The demand of energy utilization is increasing expressively as fast as the development of countries. Besides being available everywhere and virtual inexhaustible, renewable energy is undoubtedly necessary to avoid depleting the planet’s natural resources and global warming. Even considering the primordially environmental importance, the result of no emissions by renewable energy grant attractive also for political and economics statement.  It should be noted the sun is the most abundant primary energy source in the planet and essential for eco-friendly process like photosynthesis, wind action, water cycle as well direct uses as electric and thermal generations. Consequently, nowadays several methodologies have been applied in order to transfer energy between the cycle and its surroundings optimizing for instance the coefficient of performance and heat exchangers. An absorption system is widely applied in these cases due to supply a unique solution for a range of technological problems from solar cooling to steam-driven refrigeration. Alternatively, this article main objective is modulating an absorption refrigeration system (ARS) which uses water-lithium bromide as a working fluid. Therefore, using the software Engineering Equation Solver (EES) is possible to obtain a thermodynamic single effect code that allows elaborating parametric analyses. In other words, performed and verified the influence of some input parameters over other output parameters. First, it was necessary to consider the cycle operating as reversible and steady state.

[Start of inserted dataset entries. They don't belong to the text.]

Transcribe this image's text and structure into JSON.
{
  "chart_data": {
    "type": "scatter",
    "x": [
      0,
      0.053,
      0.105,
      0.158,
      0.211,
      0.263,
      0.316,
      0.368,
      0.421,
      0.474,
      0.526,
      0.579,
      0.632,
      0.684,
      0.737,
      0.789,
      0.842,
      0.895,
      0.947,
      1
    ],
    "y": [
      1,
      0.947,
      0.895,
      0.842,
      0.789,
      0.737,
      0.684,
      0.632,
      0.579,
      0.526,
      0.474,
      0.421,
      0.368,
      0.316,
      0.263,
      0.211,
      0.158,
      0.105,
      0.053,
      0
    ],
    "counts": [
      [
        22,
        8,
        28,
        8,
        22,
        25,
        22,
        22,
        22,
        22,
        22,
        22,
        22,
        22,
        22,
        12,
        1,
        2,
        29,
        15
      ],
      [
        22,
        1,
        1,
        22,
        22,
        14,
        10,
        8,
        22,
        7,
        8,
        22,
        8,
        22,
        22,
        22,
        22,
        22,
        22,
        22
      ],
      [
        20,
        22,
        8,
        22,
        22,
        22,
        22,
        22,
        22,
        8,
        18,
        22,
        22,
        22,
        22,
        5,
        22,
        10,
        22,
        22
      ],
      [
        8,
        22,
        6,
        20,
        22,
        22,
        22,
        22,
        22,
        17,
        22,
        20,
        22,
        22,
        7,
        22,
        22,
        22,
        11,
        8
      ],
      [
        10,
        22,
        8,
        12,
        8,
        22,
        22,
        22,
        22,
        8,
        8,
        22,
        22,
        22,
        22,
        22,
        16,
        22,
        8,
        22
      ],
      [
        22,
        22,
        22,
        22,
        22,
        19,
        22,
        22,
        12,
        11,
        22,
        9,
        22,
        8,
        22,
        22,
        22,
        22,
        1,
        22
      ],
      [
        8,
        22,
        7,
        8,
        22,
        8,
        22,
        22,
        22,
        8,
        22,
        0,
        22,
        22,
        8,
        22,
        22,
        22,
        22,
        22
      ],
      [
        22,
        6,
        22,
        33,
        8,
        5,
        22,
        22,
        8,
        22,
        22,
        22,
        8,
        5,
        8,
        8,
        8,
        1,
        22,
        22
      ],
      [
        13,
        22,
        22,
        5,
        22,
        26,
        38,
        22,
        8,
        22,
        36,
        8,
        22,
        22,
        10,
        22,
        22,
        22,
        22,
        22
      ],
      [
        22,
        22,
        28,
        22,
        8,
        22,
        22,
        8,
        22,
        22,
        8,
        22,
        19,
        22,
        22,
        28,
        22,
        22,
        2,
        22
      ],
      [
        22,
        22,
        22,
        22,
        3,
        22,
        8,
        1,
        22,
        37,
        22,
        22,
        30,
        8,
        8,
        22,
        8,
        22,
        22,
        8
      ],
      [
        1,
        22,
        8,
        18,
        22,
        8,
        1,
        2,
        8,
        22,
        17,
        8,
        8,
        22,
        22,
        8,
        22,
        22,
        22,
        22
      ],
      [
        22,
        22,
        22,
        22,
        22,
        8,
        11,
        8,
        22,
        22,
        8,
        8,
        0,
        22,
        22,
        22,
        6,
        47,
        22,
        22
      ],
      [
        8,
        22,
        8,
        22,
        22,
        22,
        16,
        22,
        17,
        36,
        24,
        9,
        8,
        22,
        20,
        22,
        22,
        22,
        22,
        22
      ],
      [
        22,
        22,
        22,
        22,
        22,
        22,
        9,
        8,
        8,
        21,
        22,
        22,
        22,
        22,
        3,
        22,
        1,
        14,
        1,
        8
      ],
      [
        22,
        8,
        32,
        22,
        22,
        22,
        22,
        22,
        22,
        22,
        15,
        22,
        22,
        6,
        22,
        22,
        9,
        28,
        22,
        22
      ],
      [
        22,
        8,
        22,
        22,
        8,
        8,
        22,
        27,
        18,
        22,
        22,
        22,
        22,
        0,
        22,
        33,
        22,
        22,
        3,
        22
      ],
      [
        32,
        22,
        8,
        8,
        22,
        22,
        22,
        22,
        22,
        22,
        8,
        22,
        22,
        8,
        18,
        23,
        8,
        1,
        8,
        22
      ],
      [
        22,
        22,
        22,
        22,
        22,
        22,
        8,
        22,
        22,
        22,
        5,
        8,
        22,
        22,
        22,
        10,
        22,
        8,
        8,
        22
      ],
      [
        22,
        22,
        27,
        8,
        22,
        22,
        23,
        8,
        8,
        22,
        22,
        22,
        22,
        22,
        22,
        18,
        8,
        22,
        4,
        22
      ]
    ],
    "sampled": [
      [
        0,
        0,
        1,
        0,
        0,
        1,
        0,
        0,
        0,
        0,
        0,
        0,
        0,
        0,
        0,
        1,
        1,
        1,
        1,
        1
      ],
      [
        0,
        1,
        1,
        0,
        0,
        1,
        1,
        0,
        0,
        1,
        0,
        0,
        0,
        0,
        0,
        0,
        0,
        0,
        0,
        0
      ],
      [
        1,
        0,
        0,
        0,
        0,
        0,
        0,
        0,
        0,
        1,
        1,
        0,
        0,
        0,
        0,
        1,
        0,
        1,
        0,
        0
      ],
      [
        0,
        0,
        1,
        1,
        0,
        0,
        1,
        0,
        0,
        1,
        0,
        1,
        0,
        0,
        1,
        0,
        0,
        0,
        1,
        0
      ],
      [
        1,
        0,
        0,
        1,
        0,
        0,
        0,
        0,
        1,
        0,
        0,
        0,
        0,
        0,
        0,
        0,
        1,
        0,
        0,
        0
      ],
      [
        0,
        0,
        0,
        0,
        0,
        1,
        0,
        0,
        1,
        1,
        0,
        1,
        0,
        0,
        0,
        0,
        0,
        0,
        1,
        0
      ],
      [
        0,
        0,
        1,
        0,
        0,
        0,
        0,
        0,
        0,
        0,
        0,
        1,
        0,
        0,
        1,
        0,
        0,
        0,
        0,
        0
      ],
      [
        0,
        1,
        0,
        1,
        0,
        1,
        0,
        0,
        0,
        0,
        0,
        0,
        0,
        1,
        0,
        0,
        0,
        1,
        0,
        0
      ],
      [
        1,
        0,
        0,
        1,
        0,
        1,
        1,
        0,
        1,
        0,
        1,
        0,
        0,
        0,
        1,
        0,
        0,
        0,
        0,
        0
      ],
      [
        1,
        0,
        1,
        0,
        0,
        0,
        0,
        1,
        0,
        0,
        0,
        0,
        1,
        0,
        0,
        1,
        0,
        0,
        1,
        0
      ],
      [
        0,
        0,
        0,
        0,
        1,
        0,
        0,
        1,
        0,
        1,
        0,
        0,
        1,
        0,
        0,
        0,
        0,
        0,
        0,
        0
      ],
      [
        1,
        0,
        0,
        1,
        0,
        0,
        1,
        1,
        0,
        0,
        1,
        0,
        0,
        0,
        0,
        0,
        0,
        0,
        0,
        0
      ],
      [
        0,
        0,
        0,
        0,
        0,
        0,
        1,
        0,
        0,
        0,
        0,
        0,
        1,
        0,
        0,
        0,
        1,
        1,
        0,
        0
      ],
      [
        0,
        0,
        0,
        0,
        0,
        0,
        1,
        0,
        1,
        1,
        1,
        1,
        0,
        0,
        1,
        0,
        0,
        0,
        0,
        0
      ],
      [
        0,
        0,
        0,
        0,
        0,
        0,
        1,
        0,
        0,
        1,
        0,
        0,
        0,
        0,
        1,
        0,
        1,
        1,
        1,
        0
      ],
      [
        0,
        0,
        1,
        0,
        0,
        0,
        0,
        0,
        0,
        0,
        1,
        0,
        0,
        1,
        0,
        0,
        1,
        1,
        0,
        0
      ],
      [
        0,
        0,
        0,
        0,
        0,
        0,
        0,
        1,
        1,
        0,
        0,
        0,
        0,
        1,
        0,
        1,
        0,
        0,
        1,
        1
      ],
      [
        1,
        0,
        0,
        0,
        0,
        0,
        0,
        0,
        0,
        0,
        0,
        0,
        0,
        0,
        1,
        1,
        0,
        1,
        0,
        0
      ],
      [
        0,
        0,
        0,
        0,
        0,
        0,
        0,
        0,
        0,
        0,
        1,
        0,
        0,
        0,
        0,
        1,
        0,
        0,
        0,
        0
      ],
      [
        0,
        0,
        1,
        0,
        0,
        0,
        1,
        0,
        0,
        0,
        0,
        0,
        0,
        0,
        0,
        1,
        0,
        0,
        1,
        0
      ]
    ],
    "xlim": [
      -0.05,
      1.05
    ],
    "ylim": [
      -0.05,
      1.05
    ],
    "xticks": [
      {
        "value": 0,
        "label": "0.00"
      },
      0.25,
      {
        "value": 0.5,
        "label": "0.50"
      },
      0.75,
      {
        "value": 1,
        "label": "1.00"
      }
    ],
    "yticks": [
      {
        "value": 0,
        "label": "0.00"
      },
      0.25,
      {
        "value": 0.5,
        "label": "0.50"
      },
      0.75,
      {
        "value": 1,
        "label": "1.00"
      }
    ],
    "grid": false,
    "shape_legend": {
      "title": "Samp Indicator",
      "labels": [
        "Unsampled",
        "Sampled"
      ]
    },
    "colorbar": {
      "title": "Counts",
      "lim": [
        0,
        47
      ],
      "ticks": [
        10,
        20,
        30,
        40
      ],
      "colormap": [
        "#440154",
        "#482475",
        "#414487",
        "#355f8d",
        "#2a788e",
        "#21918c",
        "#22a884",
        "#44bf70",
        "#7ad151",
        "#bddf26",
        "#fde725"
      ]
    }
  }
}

Furthermore, it is assumed that no chemical reactions occur between water and lithium bromide. Thus, in the meantime apply the heat exchangers and a Solar Collector to receive the thermal energy and provide to the refrigeration cycle. Similarly, water from external sources was used to change heat with the fluid water-lithium bromide. Satisfactory results were founded and it enable to calculate and evaluate all system heat transfers rates and coefficient of performance. Almost all of input parameters introduced brought adequate values over output parameters, but the most convenient were: mass balance of water-lithium bromide solution and temperature of cold water from outside source. Clearly, results always can be found but in conclusion this article can be used to verify parameters sensitivity, optimized absorption refrigeration solutions and supply knowledge for future applications.